Idaho’s average annual salary for classified state employees, $44,033, is 24 percent behind the private sector market average and 14 percent below the public sector market average, according to the latest official state study that’s required by law. Total compensation, including benefits, is estimated at 8 percent below private-sector rates and 11 percent below public-sector rates.
That’s among the data that’s being presented this afternoon to the Idaho Legislature’s Joint CEC Committee (CEC stands for Change in Employee Compensation). The panel, which meets today, Thursday, Friday and next Tuesday, and will take public testimony Thursday afternoon at 4, is charged with making a recommendation to JFAC, the Joint Finance-Appropriations Committee, on state employee merit increases for next year; adjustments to the state’s salary structure; specific occupational inequities (also known as “payline exceptions”); and the benefit package for state employees.
“We do appreciate the people who work here, and when you come to the Capitol and you find out how hard the state workers work, you have a real appreciation,” Sen. Jim Patrick, R-Twin Falls, told the joint committee as it opened its meeting today.
Added Co-Chairman Rep. Neil Anderson, R-Blackfoot, “We’ll look forward to giving this a thorough review and hopefully making some recommendations at the end that our JFAC committee can use in their funding decisions going through the session.”
Gov. Butch Otter is recommending 3 percent merit-based raises for state employees next year, and a 3 percent adjustment to the state’s salary structure. The salary structure change would cost the state $129,500 next year, which is the cost to bring 394 employees up to the new minimum in their salary ranges, who would otherwise be below. He’s also calling for maintaining the current state employee benefit package, with the same ratio splitting the costs between employees and their employer (which means employees could see some increases in their premiums); and very few new payline exceptions. If the Legislature were to take no action, by law, the governor’s recommendation would take effect.
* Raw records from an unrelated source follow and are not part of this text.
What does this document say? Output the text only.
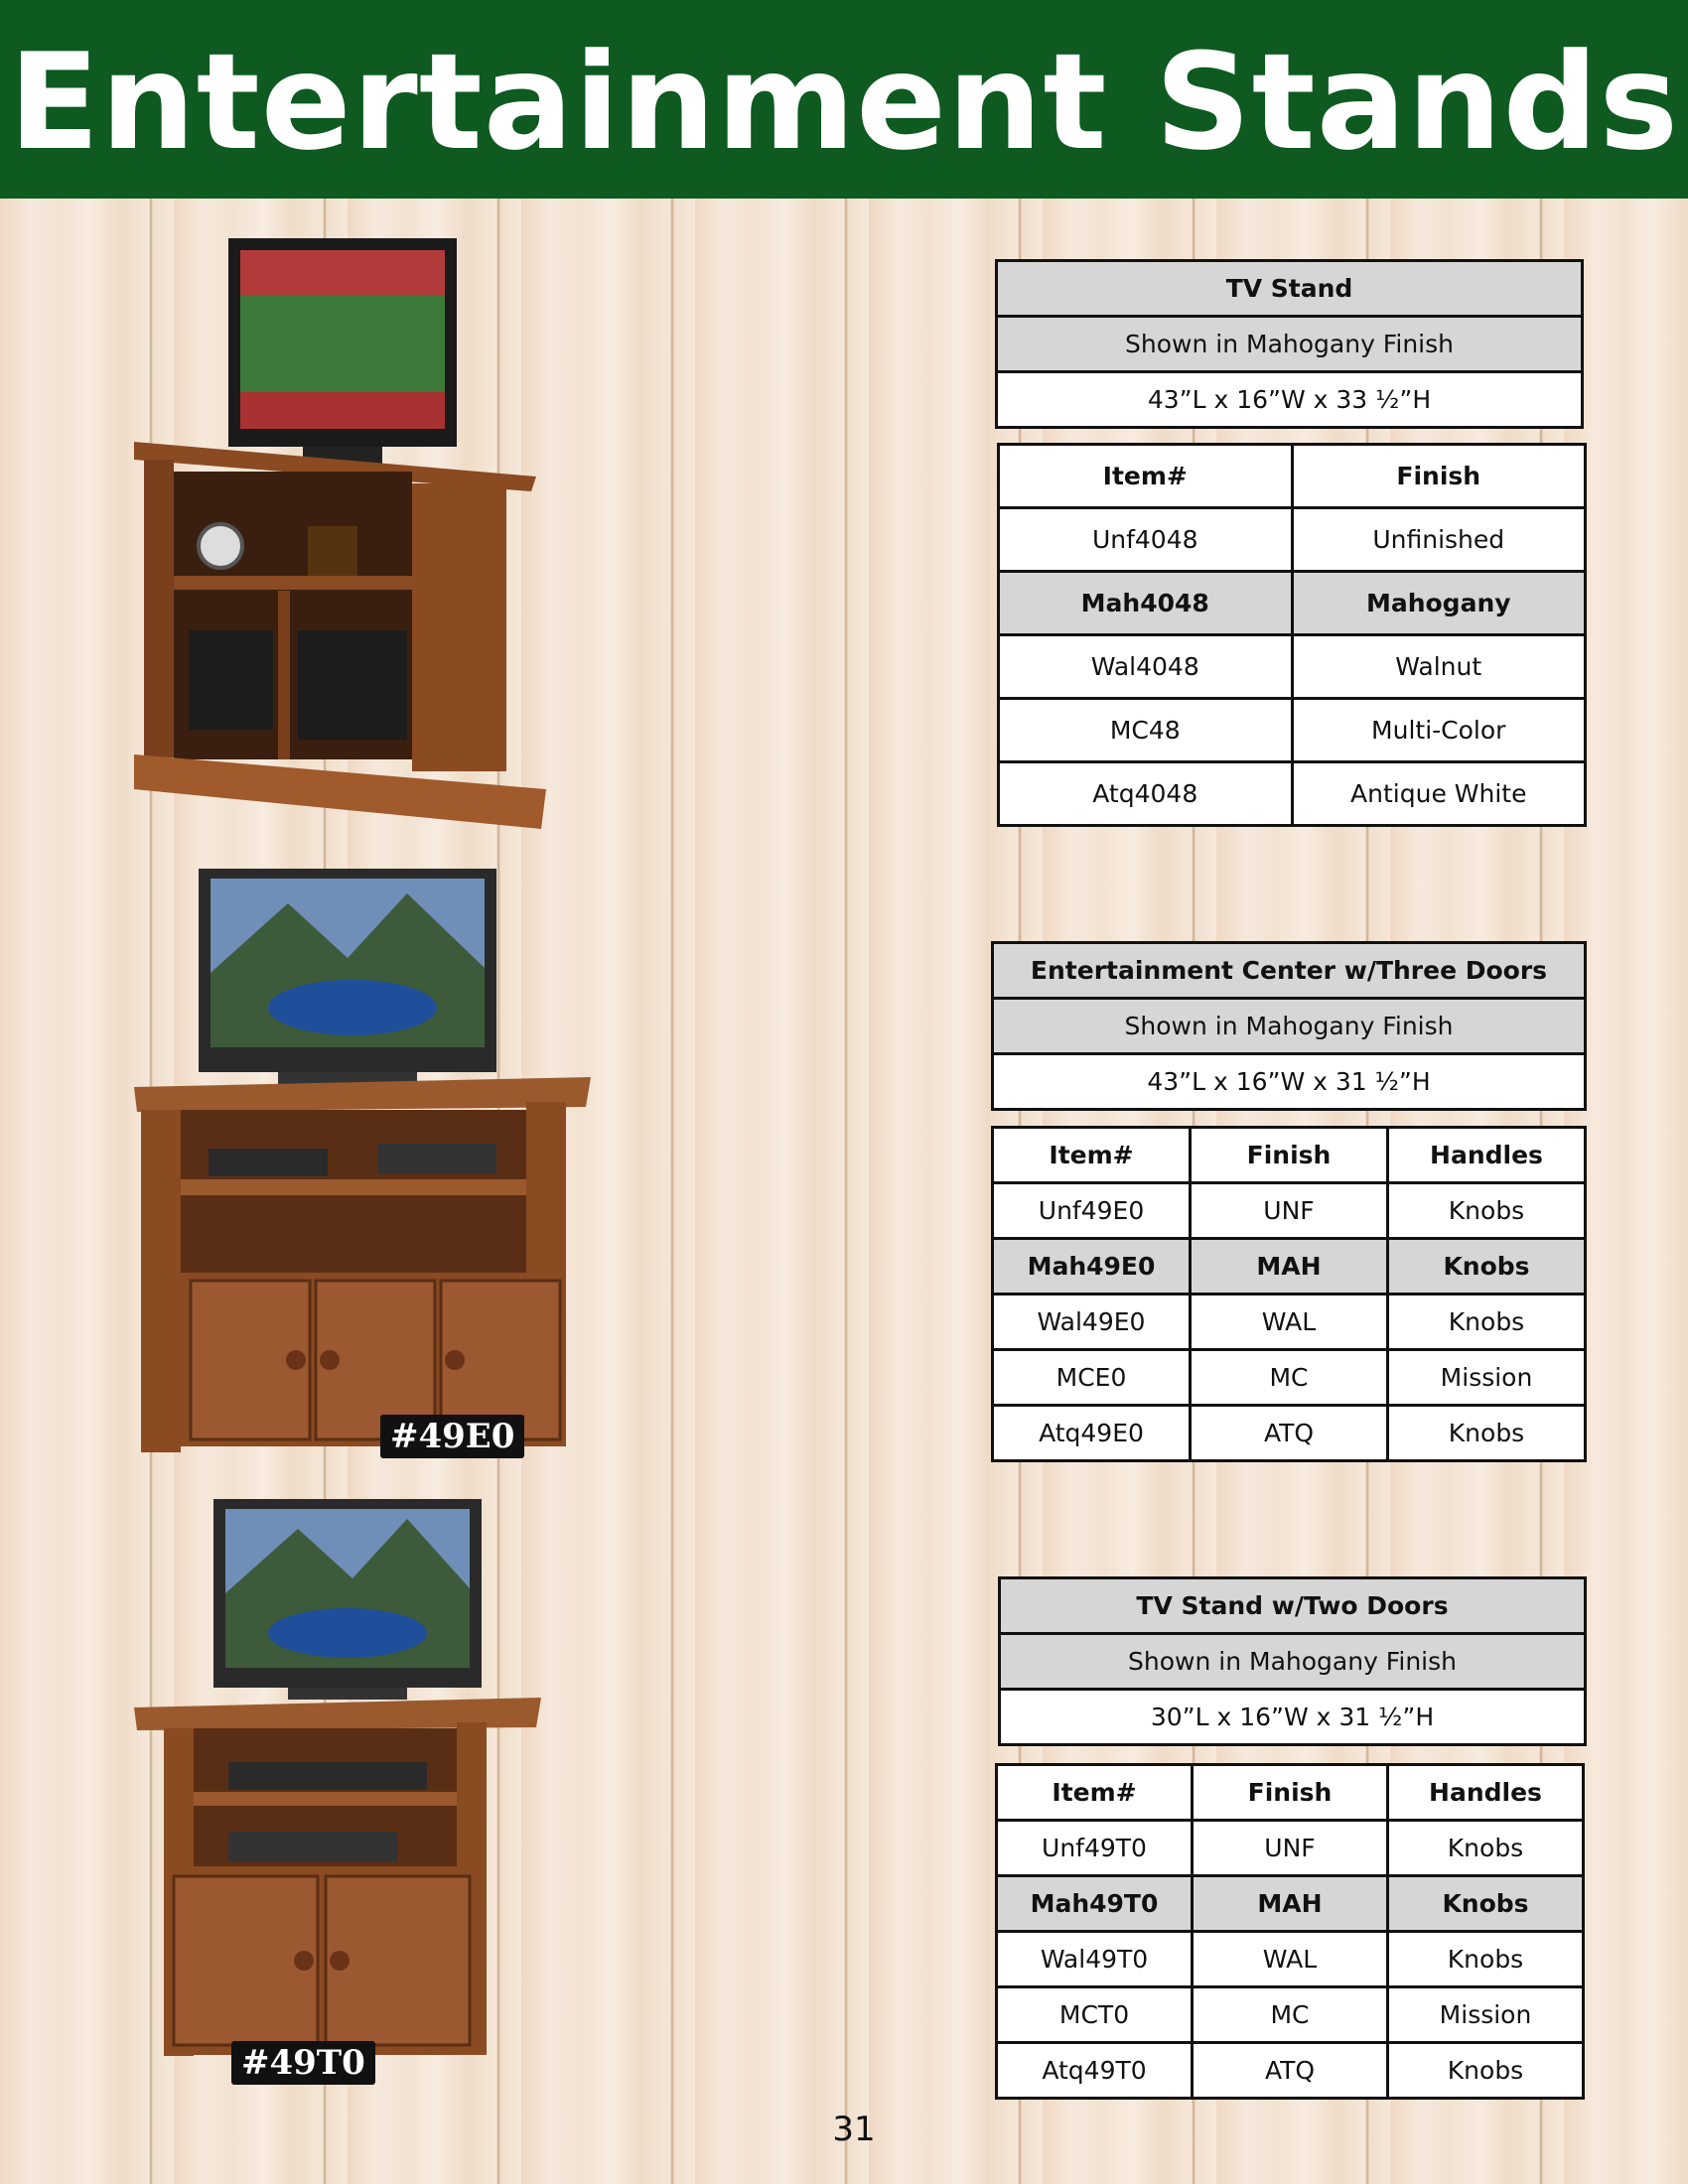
Entertainment Stands
#49E0
#49T0
TV Stand
Shown in Mahogany Finish
43”L x 16”W x 33 ½”H
Item#	Finish
Unf4048	Unfinished
Mah4048	Mahogany
Wal4048	Walnut
MC48	Multi-Color
Atq4048	Antique White
Entertainment Center w/Three Doors
Shown in Mahogany Finish
43”L x 16”W x 31 ½”H
Item#	Finish	Handles
Unf49E0	UNF	Knobs
Mah49E0	MAH	Knobs
Wal49E0	WAL	Knobs
MCE0	MC	Mission
Atq49E0	ATQ	Knobs
TV Stand w/Two Doors
Shown in Mahogany Finish
30”L x 16”W x 31 ½”H
Item#	Finish	Handles
Unf49T0	UNF	Knobs
Mah49T0	MAH	Knobs
Wal49T0	WAL	Knobs
MCT0	MC	Mission
Atq49T0	ATQ	Knobs
31
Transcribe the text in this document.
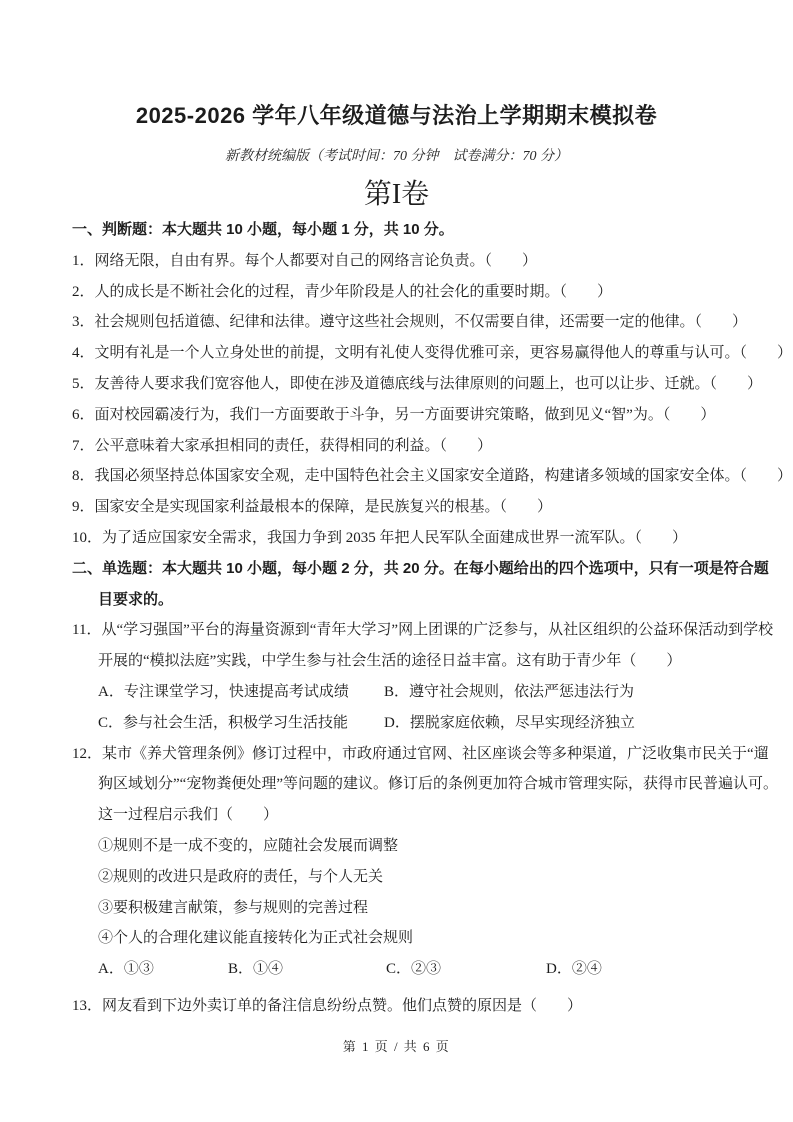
2025-2026 学年八年级道德与法治上学期期末模拟卷
新教材统编版（考试时间：70 分钟　试卷满分：70 分）
第I卷
一、判断题：本大题共 10 小题，每小题 1 分，共 10 分。
1．网络无限，自由有界。每个人都要对自己的网络言论负责。（　　）
2．人的成长是不断社会化的过程，青少年阶段是人的社会化的重要时期。（　　）
3．社会规则包括道德、纪律和法律。遵守这些社会规则，不仅需要自律，还需要一定的他律。（　　）
4．文明有礼是一个人立身处世的前提，文明有礼使人变得优雅可亲，更容易赢得他人的尊重与认可。（　　）
5．友善待人要求我们宽容他人，即使在涉及道德底线与法律原则的问题上，也可以让步、迁就。（　　）
6．面对校园霸凌行为，我们一方面要敢于斗争，另一方面要讲究策略，做到见义“智”为。（　　）
7．公平意味着大家承担相同的责任，获得相同的利益。（　　）
8．我国必须坚持总体国家安全观，走中国特色社会主义国家安全道路，构建诸多领域的国家安全体。（　　）
9．国家安全是实现国家利益最根本的保障，是民族复兴的根基。（　　）
10．为了适应国家安全需求，我国力争到 2035 年把人民军队全面建成世界一流军队。（　　）
二、单选题：本大题共 10 小题，每小题 2 分，共 20 分。在每小题给出的四个选项中，只有一项是符合题
目要求的。
11．从“学习强国”平台的海量资源到“青年大学习”网上团课的广泛参与，从社区组织的公益环保活动到学校
开展的“模拟法庭”实践，中学生参与社会生活的途径日益丰富。这有助于青少年（　　）
A．专注课堂学习，快速提高考试成绩 B．遵守社会规则，依法严惩违法行为
C．参与社会生活，积极学习生活技能 D．摆脱家庭依赖，尽早实现经济独立
12．某市《养犬管理条例》修订过程中，市政府通过官网、社区座谈会等多种渠道，广泛收集市民关于“遛
狗区域划分”“宠物粪便处理”等问题的建议。修订后的条例更加符合城市管理实际，获得市民普遍认可。
这一过程启示我们（　　）
①规则不是一成不变的，应随社会发展而调整
②规则的改进只是政府的责任，与个人无关
③要积极建言献策，参与规则的完善过程
④个人的合理化建议能直接转化为正式社会规则
A．①③	B．①④	C．②③	D．②④
13．网友看到下边外卖订单的备注信息纷纷点赞。他们点赞的原因是（　　）
第 1 页 / 共 6 页
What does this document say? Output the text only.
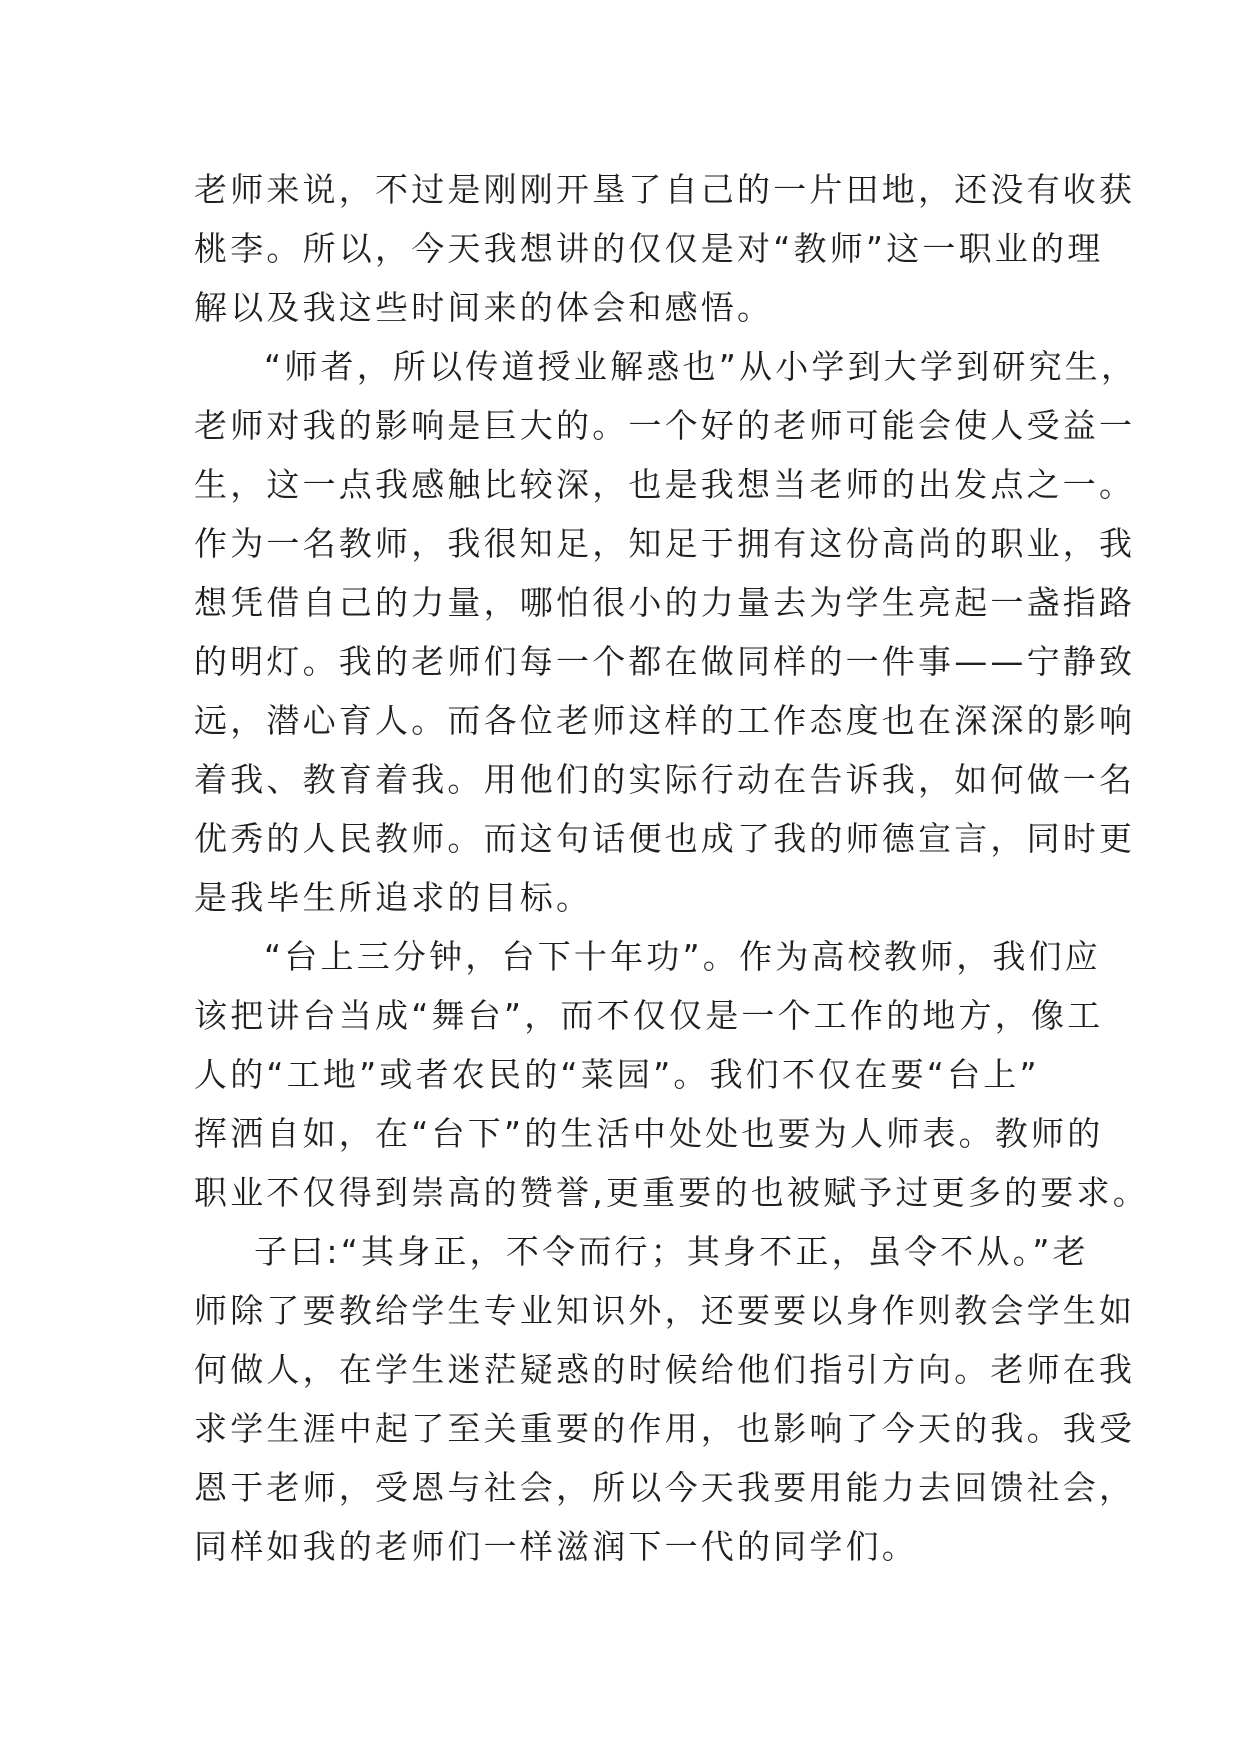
老师来说，不过是刚刚开垦了自己的一片田地，还没有收获
桃李。所以，今天我想讲的仅仅是对“教师”这一职业的理
解以及我这些时间来的体会和感悟。
“师者，所以传道授业解惑也”从小学到大学到研究生，
老师对我的影响是巨大的。一个好的老师可能会使人受益一
生，这一点我感触比较深，也是我想当老师的出发点之一。
作为一名教师，我很知足，知足于拥有这份高尚的职业，我
想凭借自己的力量，哪怕很小的力量去为学生亮起一盏指路
的明灯。我的老师们每一个都在做同样的一件事——宁静致
远，潜心育人。而各位老师这样的工作态度也在深深的影响
着我、教育着我。用他们的实际行动在告诉我，如何做一名
优秀的人民教师。而这句话便也成了我的师德宣言，同时更
是我毕生所追求的目标。
“台上三分钟，台下十年功”。作为高校教师，我们应
该把讲台当成“舞台”，而不仅仅是一个工作的地方，像工
人的“工地”或者农民的“菜园”。我们不仅在要“台上”
挥洒自如，在“台下”的生活中处处也要为人师表。教师的
职业不仅得到崇高的赞誉,更重要的也被赋予过更多的要求。
子曰:“其身正，不令而行；其身不正，虽令不从。”老
师除了要教给学生专业知识外，还要要以身作则教会学生如
何做人，在学生迷茫疑惑的时候给他们指引方向。老师在我
求学生涯中起了至关重要的作用，也影响了今天的我。我受
恩于老师，受恩与社会，所以今天我要用能力去回馈社会，
同样如我的老师们一样滋润下一代的同学们。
“Three percent will just barely keep us at status quo – it will get us closer,” said Susan Buxton, administrator of the state Division of Human Resources. But she said the merit raises, if consistently addressed over multiple years, will help. Malinda Riley, principal of the Korn Ferry Hay Group, told the joint committee, “We understand that it’s not reasonable to close this gap. … The 3 percent increase ensures that the state cannot lose further ground.” And, because it’s distributed based on merit, it allows greater reward for the highest-performing employees, she said.